手を伸ばせば、霧の奥に枝があり、枝の先には黄金色に染まりかけた葉がひとひら、かろうじてついていた。
風もないのに、その葉はかすかに震えていた。
触れたら消えてしまいそうだった。
けれど、それでも、それをただ見ていた。
しばらくして、道が開けた。
巨岩が幾重にも重なり、それらの間を縫うようにして細い獣道が続いている。
風はそこで急に強くなり、衣の裾がふわりと持ち上がった。
身体が少しだけ浮くような感覚。
そしてそのまま、岩の陰から現れた月が、ついに姿をあらわした。
雲の切れ間に滑り出た月は、白銀の静けさを山全体に注ぎこんだ。
頂はもう遠くなかった。
だが、そこへ向かう足は自然とゆるやかになり、岩の隙間から湧き出す冷たい水に手を浸しながら、少しだけ座り込む。
水は冷たく、澄んで、なにも混ざっていない。
指の隙間を流れていく感触に、なぜか心の内側まで磨かれていくようだった。
背後では森がずっと、夜の夢を見ていた。
枝の擦れる音、葉の落ちる音、時折どこかの獣の呼吸。
それらすべてが、ただそこにあるというだけで、なにか確かなものに触れている気がした。
やがて立ち上がり、最後の急坂に足をかける。
苔も根も、もう少ない。
風の音が高くなり、肌に当たる冷気に、いま自分が山の一部になりつつあるのを感じる。
目の前には、静けさの果てに横たわる、広い広い月の光。
その光の中心に、山はあった。
黒と銀と灰の、あらゆる静けさを纏った霊峰。
その姿は、呼吸を奪うほど美しく、そして、どこまでも遠かった。

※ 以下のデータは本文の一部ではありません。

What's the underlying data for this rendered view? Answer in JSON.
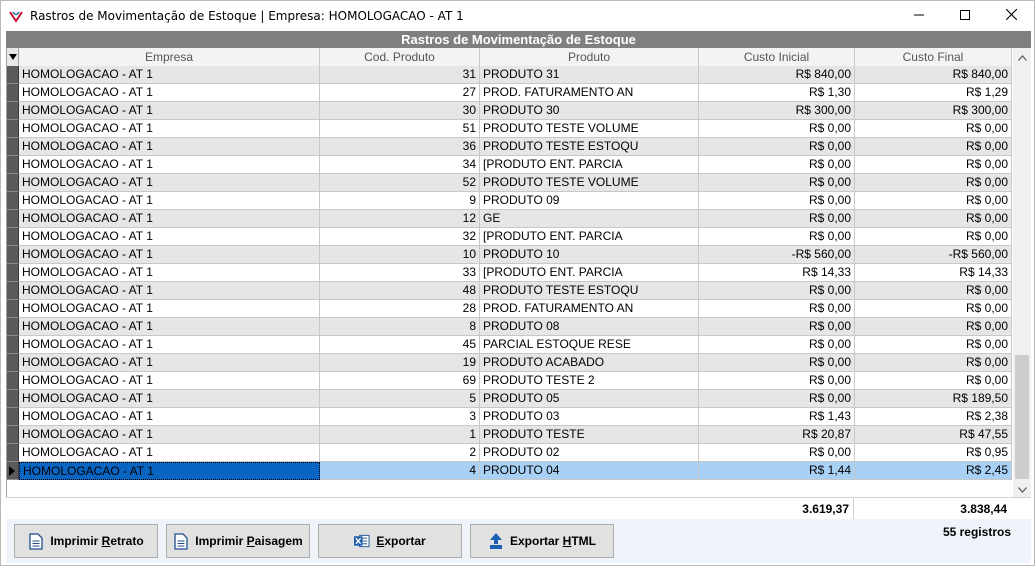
{
  "window": {
    "title": "Rastros de Movimentação de Estoque | Empresa: HOMOLOGACAO - AT 1",
    "banner": "Rastros de Movimentação de Estoque"
  },
  "columns": [
    "Empresa",
    "Cod. Produto",
    "Produto",
    "Custo Inicial",
    "Custo Final"
  ],
  "rows": [
    [
      "HOMOLOGACAO - AT 1",
      "31",
      "PRODUTO 31",
      "R$ 840,00",
      "R$ 840,00"
    ],
    [
      "HOMOLOGACAO - AT 1",
      "27",
      "PROD. FATURAMENTO AN",
      "R$ 1,30",
      "R$ 1,29"
    ],
    [
      "HOMOLOGACAO - AT 1",
      "30",
      "PRODUTO 30",
      "R$ 300,00",
      "R$ 300,00"
    ],
    [
      "HOMOLOGACAO - AT 1",
      "51",
      "PRODUTO TESTE VOLUME",
      "R$ 0,00",
      "R$ 0,00"
    ],
    [
      "HOMOLOGACAO - AT 1",
      "36",
      "PRODUTO TESTE ESTOQU",
      "R$ 0,00",
      "R$ 0,00"
    ],
    [
      "HOMOLOGACAO - AT 1",
      "34",
      "[PRODUTO ENT. PARCIA",
      "R$ 0,00",
      "R$ 0,00"
    ],
    [
      "HOMOLOGACAO - AT 1",
      "52",
      "PRODUTO TESTE VOLUME",
      "R$ 0,00",
      "R$ 0,00"
    ],
    [
      "HOMOLOGACAO - AT 1",
      "9",
      "PRODUTO 09",
      "R$ 0,00",
      "R$ 0,00"
    ],
    [
      "HOMOLOGACAO - AT 1",
      "12",
      "GE",
      "R$ 0,00",
      "R$ 0,00"
    ],
    [
      "HOMOLOGACAO - AT 1",
      "32",
      "[PRODUTO ENT. PARCIA",
      "R$ 0,00",
      "R$ 0,00"
    ],
    [
      "HOMOLOGACAO - AT 1",
      "10",
      "PRODUTO 10",
      "-R$ 560,00",
      "-R$ 560,00"
    ],
    [
      "HOMOLOGACAO - AT 1",
      "33",
      "[PRODUTO ENT. PARCIA",
      "R$ 14,33",
      "R$ 14,33"
    ],
    [
      "HOMOLOGACAO - AT 1",
      "48",
      "PRODUTO TESTE ESTOQU",
      "R$ 0,00",
      "R$ 0,00"
    ],
    [
      "HOMOLOGACAO - AT 1",
      "28",
      "PROD. FATURAMENTO AN",
      "R$ 0,00",
      "R$ 0,00"
    ],
    [
      "HOMOLOGACAO - AT 1",
      "8",
      "PRODUTO 08",
      "R$ 0,00",
      "R$ 0,00"
    ],
    [
      "HOMOLOGACAO - AT 1",
      "45",
      "PARCIAL ESTOQUE RESE",
      "R$ 0,00",
      "R$ 0,00"
    ],
    [
      "HOMOLOGACAO - AT 1",
      "19",
      "PRODUTO ACABADO",
      "R$ 0,00",
      "R$ 0,00"
    ],
    [
      "HOMOLOGACAO - AT 1",
      "69",
      "PRODUTO TESTE 2",
      "R$ 0,00",
      "R$ 0,00"
    ],
    [
      "HOMOLOGACAO - AT 1",
      "5",
      "PRODUTO 05",
      "R$ 0,00",
      "R$ 189,50"
    ],
    [
      "HOMOLOGACAO - AT 1",
      "3",
      "PRODUTO 03",
      "R$ 1,43",
      "R$ 2,38"
    ],
    [
      "HOMOLOGACAO - AT 1",
      "1",
      "PRODUTO TESTE",
      "R$ 20,87",
      "R$ 47,55"
    ],
    [
      "HOMOLOGACAO - AT 1",
      "2",
      "PRODUTO 02",
      "R$ 0,00",
      "R$ 0,95"
    ],
    [
      "HOMOLOGACAO - AT 1",
      "4",
      "PRODUTO 04",
      "R$ 1,44",
      "R$ 2,45"
    ]
  ],
  "selected_row": 22,
  "totals": {
    "custo_inicial": "3.619,37",
    "custo_final": "3.838,44"
  },
  "record_count": "55 registros",
  "buttons": {
    "imprimir_retrato": {
      "pre": "Imprimir ",
      "u": "R",
      "post": "etrato"
    },
    "imprimir_paisagem": {
      "pre": "Imprimir ",
      "u": "P",
      "post": "aisagem"
    },
    "exportar": {
      "pre": "",
      "u": "E",
      "post": "xportar"
    },
    "exportar_html": {
      "pre": "Exportar ",
      "u": "H",
      "post": "TML"
    }
  },
  "colors": {
    "banner": "#7f7f7f",
    "selection": "#a9d1f5",
    "selected_cell": "#0a64c2",
    "footer": "#eef4f9"
  },
  "icons": [
    "app-logo-icon",
    "minimize-icon",
    "maximize-icon",
    "close-icon",
    "document-icon",
    "excel-icon",
    "upload-icon",
    "scroll-up-icon",
    "scroll-down-icon"
  ]
}
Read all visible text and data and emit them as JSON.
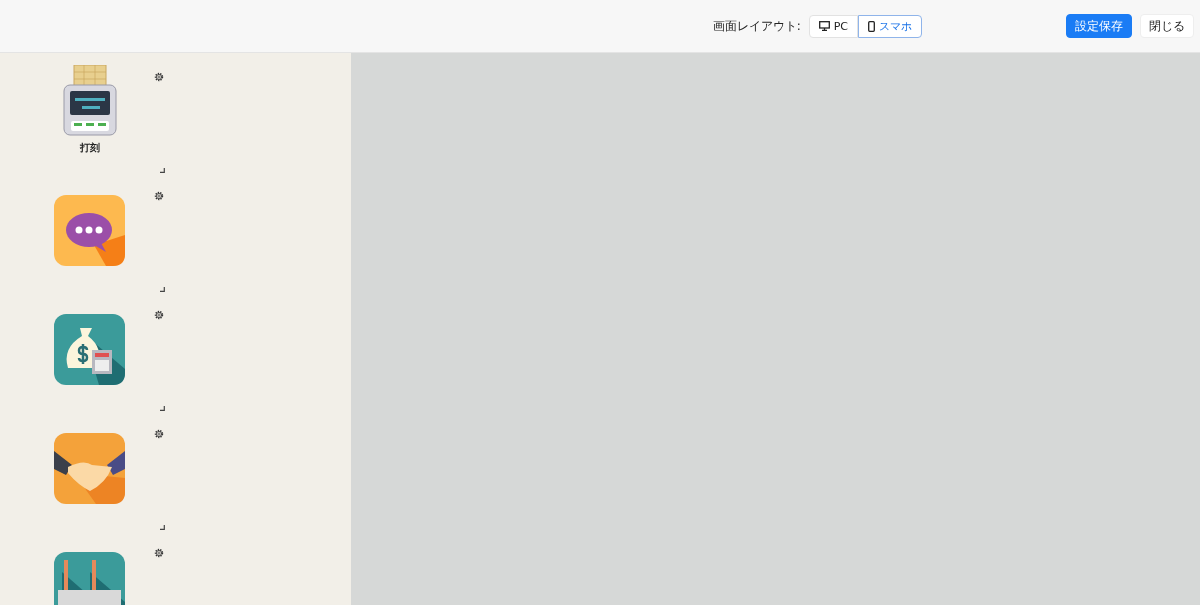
{
  "header": {
    "layout_label": "画面レイアウト:",
    "layout_options": [
      {
        "kind": "pc",
        "label": "PC",
        "selected": false
      },
      {
        "kind": "phone",
        "label": "スマホ",
        "selected": true
      }
    ],
    "buttons": [
      {
        "kind": "primary",
        "label": "設定保存"
      },
      {
        "kind": "plain",
        "label": "閉じる"
      }
    ]
  },
  "widgets": [
    {
      "kind": "clock",
      "label": "打刻"
    },
    {
      "kind": "chat"
    },
    {
      "kind": "money"
    },
    {
      "kind": "handshake"
    },
    {
      "kind": "factory"
    }
  ]
}
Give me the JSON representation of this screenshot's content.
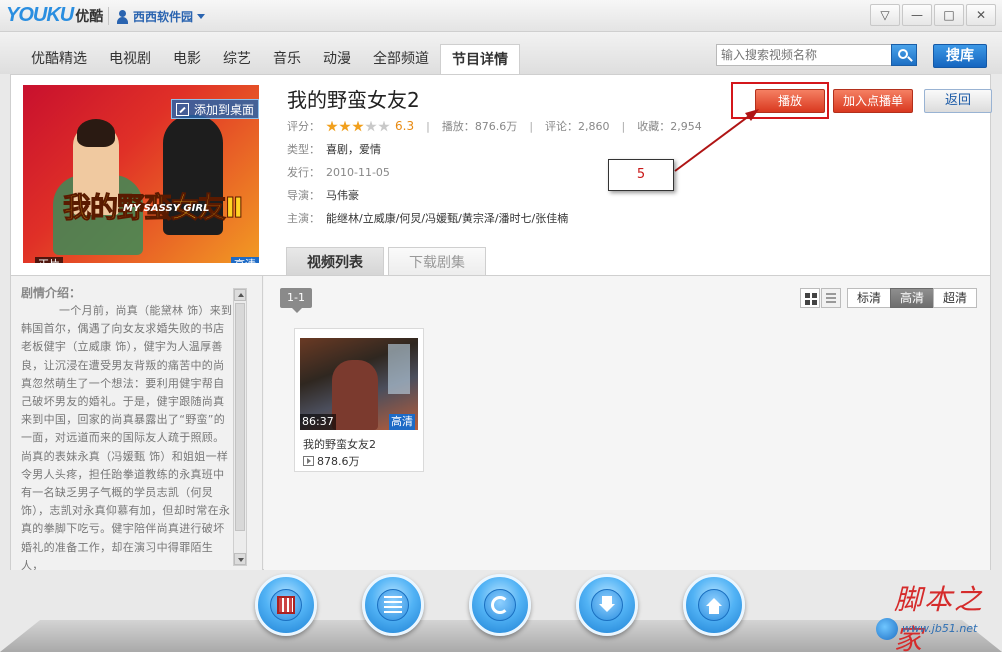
{
  "app": {
    "logo_brand": "YOUKU",
    "logo_cn": "优酷",
    "user_name": "西西软件园"
  },
  "window_buttons": [
    "▽",
    "—",
    "□",
    "✕"
  ],
  "nav": {
    "tabs": [
      {
        "label": "优酷精选"
      },
      {
        "label": "电视剧"
      },
      {
        "label": "电影"
      },
      {
        "label": "综艺"
      },
      {
        "label": "音乐"
      },
      {
        "label": "动漫"
      },
      {
        "label": "全部频道"
      },
      {
        "label": "节目详情",
        "active": true
      }
    ],
    "search_placeholder": "输入搜索视频名称",
    "soku_label": "搜库"
  },
  "poster": {
    "add_desktop": "添加到桌面",
    "title_art": "我的野蛮女友Ⅱ",
    "eng_art": "MY SASSY GIRL",
    "badge_type": "正片",
    "badge_quality": "高清"
  },
  "movie": {
    "title": "我的野蛮女友2",
    "rating_label": "评分：",
    "rating_stars": 3,
    "rating_max": 5,
    "rating_value": "6.3",
    "plays_label": "播放：",
    "plays_value": "876.6万",
    "comments_label": "评论：",
    "comments_value": "2,860",
    "favs_label": "收藏：",
    "favs_value": "2,954",
    "genre_label": "类型：",
    "genre_value": "喜剧，爱情",
    "release_label": "发行：",
    "release_value": "2010-11-05",
    "director_label": "导演：",
    "director_value": "马伟豪",
    "cast_label": "主演：",
    "cast_value": "能继林/立威康/何炅/冯媛甄/黄宗泽/潘时七/张佳楠"
  },
  "actions": {
    "play": "播放",
    "add_playlist": "加入点播单",
    "back": "返回"
  },
  "callout": {
    "label": "5",
    "highlight_color": "#d4161b"
  },
  "subtabs": [
    {
      "label": "视频列表",
      "active": true
    },
    {
      "label": "下载剧集",
      "active": false
    }
  ],
  "synopsis": {
    "title": "剧情介绍：",
    "text": "一个月前，尚真（能黛林 饰）来到韩国首尔，偶遇了向女友求婚失败的书店老板健宇（立威康 饰），健宇为人温厚善良，让沉浸在遭受男友背叛的痛苦中的尚真忽然萌生了一个想法：要利用健宇帮自己破坏男友的婚礼。于是，健宇跟随尚真来到中国，回家的尚真暴露出了“野蛮”的一面，对远道而来的国际友人疏于照顾。尚真的表妹永真（冯媛甄 饰）和姐姐一样令男人头疼，担任跆拳道教练的永真班中有一名缺乏男子气概的学员志凯（何炅 饰），志凯对永真仰慕有加，但却时常在永真的拳脚下吃亏。健宇陪伴尚真进行破坏婚礼的准备工作，却在演习中得罪陌生人，"
  },
  "episodes": {
    "range": "1-1",
    "quality_options": [
      {
        "label": "标清",
        "active": false
      },
      {
        "label": "高清",
        "active": true
      },
      {
        "label": "超清",
        "active": false
      }
    ],
    "items": [
      {
        "title": "我的野蛮女友2",
        "duration": "86:37",
        "quality": "高清",
        "plays": "878.6万"
      }
    ]
  },
  "dock": [
    "film-icon",
    "playlist-icon",
    "refresh-icon",
    "download-icon",
    "upload-icon"
  ],
  "watermark": {
    "cn": "脚本之家",
    "url": "www.jb51.net"
  }
}
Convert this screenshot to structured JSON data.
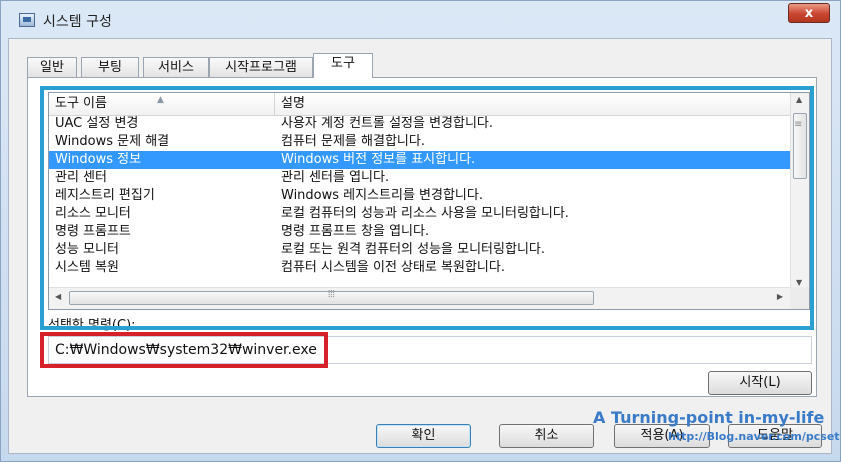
{
  "window": {
    "title": "시스템 구성",
    "close_label": "x"
  },
  "tabs": [
    "일반",
    "부팅",
    "서비스",
    "시작프로그램",
    "도구"
  ],
  "list": {
    "columns": [
      "도구 이름",
      "설명"
    ],
    "rows": [
      {
        "name": "UAC 설정 변경",
        "desc": "사용자 계정 컨트롤 설정을 변경합니다."
      },
      {
        "name": "Windows 문제 해결",
        "desc": "컴퓨터 문제를 해결합니다."
      },
      {
        "name": "Windows 정보",
        "desc": "Windows 버전 정보를 표시합니다."
      },
      {
        "name": "관리 센터",
        "desc": "관리 센터를 엽니다."
      },
      {
        "name": "레지스트리 편집기",
        "desc": "Windows 레지스트리를 변경합니다."
      },
      {
        "name": "리소스 모니터",
        "desc": "로컬 컴퓨터의 성능과 리소스 사용을 모니터링합니다."
      },
      {
        "name": "명령 프롬프트",
        "desc": "명령 프롬프트 창을 엽니다."
      },
      {
        "name": "성능 모니터",
        "desc": "로컬 또는 원격 컴퓨터의 성능을 모니터링합니다."
      },
      {
        "name": "시스템 복원",
        "desc": "컴퓨터 시스템을 이전 상태로 복원합니다."
      }
    ],
    "selected_index": 2
  },
  "command": {
    "label": "선택한 명령(C):",
    "value": "C:₩Windows₩system32₩winver.exe"
  },
  "buttons": {
    "launch": "시작(L)",
    "ok": "확인",
    "cancel": "취소",
    "apply": "적용(A)",
    "help": "도움말"
  },
  "watermark": {
    "line1": "A Turning-point in-my-life",
    "line2": "http://Blog.naver.com/pcset"
  },
  "colors": {
    "selection": "#3399ff",
    "blue_highlight": "#2a9fd1",
    "red_highlight": "#d6202a"
  }
}
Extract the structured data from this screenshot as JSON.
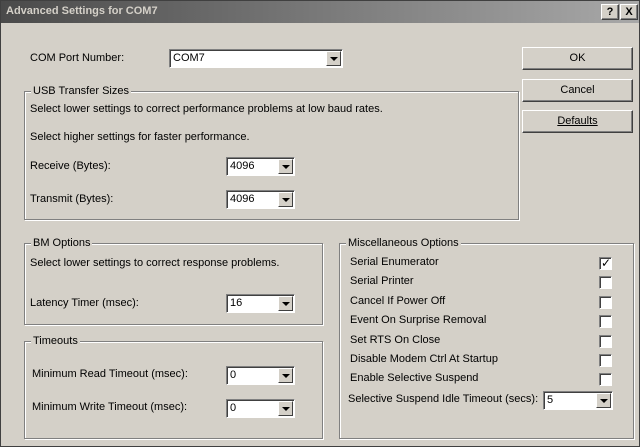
{
  "window": {
    "title": "Advanced Settings for COM7",
    "help_btn": "?",
    "close_btn": "X"
  },
  "com_port": {
    "label": "COM Port Number:",
    "value": "COM7"
  },
  "buttons": {
    "ok": "OK",
    "cancel": "Cancel",
    "defaults": "Defaults"
  },
  "usb": {
    "title": "USB Transfer Sizes",
    "desc1": "Select lower settings to correct performance problems at low baud rates.",
    "desc2": "Select higher settings for faster performance.",
    "receive_label": "Receive (Bytes):",
    "receive_value": "4096",
    "transmit_label": "Transmit (Bytes):",
    "transmit_value": "4096"
  },
  "bm": {
    "title": "BM Options",
    "desc": "Select lower settings to correct response problems.",
    "latency_label": "Latency Timer (msec):",
    "latency_value": "16"
  },
  "timeouts": {
    "title": "Timeouts",
    "read_label": "Minimum Read Timeout (msec):",
    "read_value": "0",
    "write_label": "Minimum Write Timeout (msec):",
    "write_value": "0"
  },
  "misc": {
    "title": "Miscellaneous Options",
    "items": [
      {
        "label": "Serial Enumerator",
        "checked": true,
        "mark": "✓"
      },
      {
        "label": "Serial Printer",
        "checked": false,
        "mark": ""
      },
      {
        "label": "Cancel If Power Off",
        "checked": false,
        "mark": ""
      },
      {
        "label": "Event On Surprise Removal",
        "checked": false,
        "mark": ""
      },
      {
        "label": "Set RTS On Close",
        "checked": false,
        "mark": ""
      },
      {
        "label": "Disable Modem Ctrl At Startup",
        "checked": false,
        "mark": ""
      },
      {
        "label": "Enable Selective Suspend",
        "checked": false,
        "mark": ""
      }
    ],
    "idle_label": "Selective Suspend Idle Timeout (secs):",
    "idle_value": "5"
  }
}
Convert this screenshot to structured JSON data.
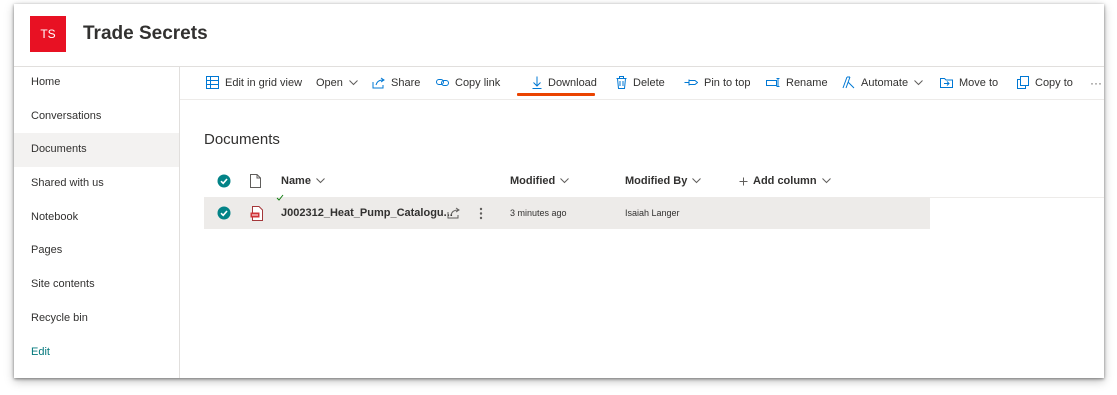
{
  "site": {
    "logo_text": "TS",
    "title": "Trade Secrets",
    "logo_color": "#e81123"
  },
  "nav": {
    "items": [
      {
        "label": "Home"
      },
      {
        "label": "Conversations"
      },
      {
        "label": "Documents",
        "selected": true
      },
      {
        "label": "Shared with us"
      },
      {
        "label": "Notebook"
      },
      {
        "label": "Pages"
      },
      {
        "label": "Site contents"
      },
      {
        "label": "Recycle bin"
      },
      {
        "label": "Edit"
      }
    ]
  },
  "command_bar": {
    "edit_grid": "Edit in grid view",
    "open": "Open",
    "share": "Share",
    "copy_link": "Copy link",
    "download": "Download",
    "delete": "Delete",
    "pin": "Pin to top",
    "rename": "Rename",
    "automate": "Automate",
    "move_to": "Move to",
    "copy_to": "Copy to",
    "more": "···",
    "highlight_color": "#ea4300"
  },
  "library": {
    "title": "Documents",
    "columns": {
      "name": "Name",
      "modified": "Modified",
      "modified_by": "Modified By",
      "add_column": "Add column"
    },
    "rows": [
      {
        "name": "J002312_Heat_Pump_Catalogu...",
        "modified": "3 minutes ago",
        "modified_by": "Isaiah Langer",
        "file_type_icon": "pdf-file-icon",
        "selected": true
      }
    ]
  },
  "colors": {
    "accent": "#03787c",
    "selected_row": "#edebe9",
    "check_teal": "#038387"
  }
}
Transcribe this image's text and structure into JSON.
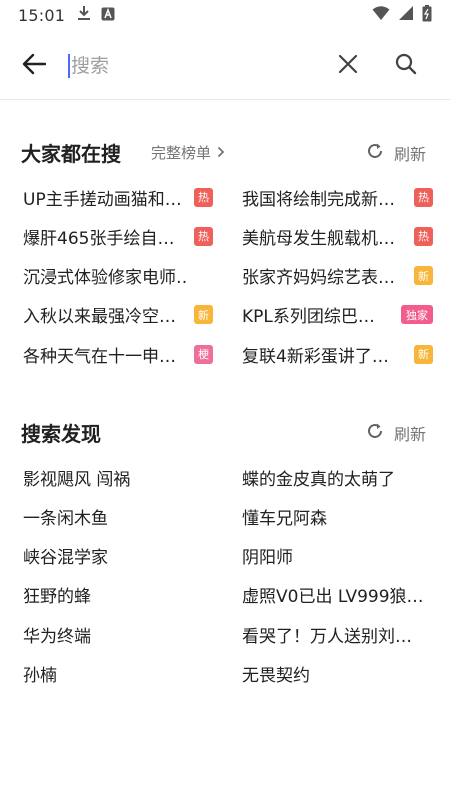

どれだけ近づいても、山は山であり、自分とは隔てられていた。
だが、それでも。
そこに立ち尽くすことだけは許された。
光に触れ、風に包まれ、時間を忘れてただそこに在ること。
何かを求めるでもなく、答えを得るでもなく、ただ静かに、そこにいたということだけが、たしかな痕跡として胸に残っていた。
目を閉じると、風の中に低く響く音があった。
それが山の心音なのか、自らの鼓動なのかはわからなかったが、音は静かに繰り返され、しだいに夜の深みへと溶けていった。
月は雲に隠れ、再び暗闇が山を包みこむ。
だがその闇すらも、どこか安らかで、ぬくもりを孕んでいた。
静寂の中で、小さな灯りが胸の奥に宿っていた。
それは言葉にできず、名づけもされず、ただそこにあった。
そしてそれを携えて、また歩き出す。
山は背を向けても、決して遠ざからなかった。
その夜、黒森の霊峰は、確かに月影に浮かんでいた。
光は何も語らず、ただ、そこにあった。
風が枝を揺らし、名もなき種子が地に落ちていく音に、耳を澄ませるような時間の中で、心はひとつ、輪郭を失っていく。
振り返れば、その道が確かにあったことを知る。
けれど、そのすべてはいまや風とともに深い眠りへ沈み、ただ、うっすらと胸の奥で、まだあたたかかった。
沈黙のあとに残るものは、言葉ではない。
記憶でもない。
それは、歩いたことのある光の重みだった。